Now suppose that, unbeknownst to you, the seller has recorded your entire conversation and all the remarks made during your tour of the home. Both audio and visual. Not so good after all, right?
As technology evolves, and as houses get smarter and smarter, homeowners have and use expanded opportunities to know about whatever is going on in their homes when they are not physically present. Buyers, agents, and others who may have legitimate access to a house need to be aware of this and to act accordingly. Sellers, on the other hand, would love to have access to these kinds of conversations, but they need to be careful about liabilities.
Paragraph 10 of the CAR (California Association of REALTORS®) standard residential listing agreement says this: “Persons visiting the Property may not be aware that they could be recorded by audio or visual devices installed by Seller (such as ‘nanny cams’ and hidden security cameras). Seller is advised to post notice disclosing the existence of security devices.”
This language was added to the standard form agreement June of 2017. It appears in a paragraph that previously addressed security concerns. It is a safe bet that a significant number of agents are not aware of, and therefore don’t point out, the advice about posting and disclosing the presence of security cameras and/or recording devices.
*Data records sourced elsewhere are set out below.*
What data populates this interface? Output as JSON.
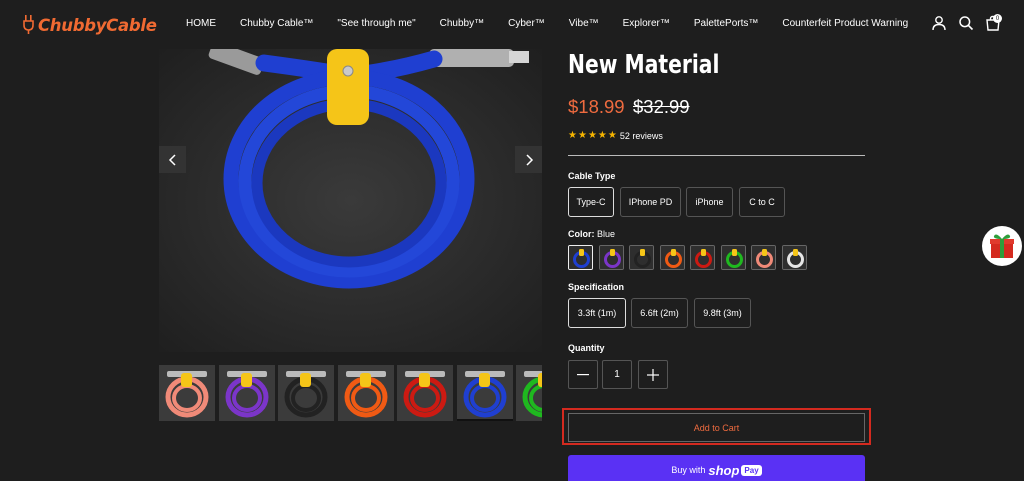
{
  "brand": {
    "name": "ChubbyCable",
    "accent": "#f06a32"
  },
  "nav": {
    "items": [
      "HOME",
      "Chubby Cable™",
      "\"See through me\"",
      "Chubby™",
      "Cyber™",
      "Vibe™",
      "Explorer™",
      "PalettePorts™",
      "Counterfeit Product Warning"
    ]
  },
  "header_icons": {
    "account": "user-icon",
    "search": "search-icon",
    "cart": "cart-icon",
    "cart_count": "0"
  },
  "product": {
    "title_line": "New Material",
    "sale_price": "$18.99",
    "compare_price": "$32.99",
    "rating": 5,
    "reviews": "52 reviews",
    "main_image_color": "#1f3fd1"
  },
  "cable_type": {
    "label": "Cable Type",
    "options": [
      "Type-C",
      "IPhone PD",
      "iPhone",
      "C to C"
    ],
    "selected": "Type-C"
  },
  "color": {
    "label": "Color:",
    "value": "Blue",
    "swatches": [
      "#1f3fd1",
      "#7b35c9",
      "#222222",
      "#f05a14",
      "#cc1a12",
      "#1fb81f",
      "#f08a78",
      "#e6e6e6"
    ]
  },
  "specification": {
    "label": "Specification",
    "options": [
      "3.3ft (1m)",
      "6.6ft (2m)",
      "9.8ft (3m)"
    ],
    "selected": "3.3ft (1m)"
  },
  "quantity": {
    "label": "Quantity",
    "value": "1",
    "minus": "–",
    "plus": "+"
  },
  "thumbnails": [
    "#f08a78",
    "#7b35c9",
    "#222222",
    "#f05a14",
    "#cc1a12",
    "#1f3fd1",
    "#1fb81f"
  ],
  "buttons": {
    "add_to_cart": "Add to Cart",
    "buy_with": "Buy with",
    "shop_word": "shop",
    "pay_word": "Pay"
  },
  "colors": {
    "sale": "#ef6b3f",
    "shop_pay": "#5a31f4",
    "highlight": "#d42a1f",
    "star": "#f5b400"
  }
}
To understand why the seller is advised to provide notice of recording devices, we need to be aware of California’s privacy law at Penal Code §632. It says, in part, “A person who, intentionally and without the consent of all parties to a confidential communication, uses an electronic amplifying or recording device to eavesdrop or record the confidential communication …shall be punished by a fine not exceeding two thousand five hundred dollars ($2,500) per violation, or imprisonment in a county jail not exceeding one year, or in the state prison, or by both that fine and imprisonment .”
Although the U.S. Constitution does not mention privacy (and isn’t that a surprise to many?) the California Constitution (Article I, Section 1) says that all people have an inalienable right to, among other things, “…pursuing and obtaining safety, happiness, and privacy.” The penal code reflects that. It says that Californians can’t expect confidentiality in public gatherings, or proceedings open to the public, or in circumstances where they can “reasonably expect” to be overheard or recorded, but otherwise they have an expectation of privacy and the ability to communicate confidentially.
The question then arises: What sort of notice should the seller give? Where and how should it be placed?
These matters were recently discussed in a webinar conducted by CAR legal staff. Of course, there is no one-size-fits-all answer. It was pretty clear that simply putting the notice in the MLS was not sufficient. Though it would be good as one step. Common sense — if it can be found — will probably provide the best answer from circumstance to circumstance. Certainly, the notice(s) should be prominently and clearly placed where a visitor to the property would be likely to see them.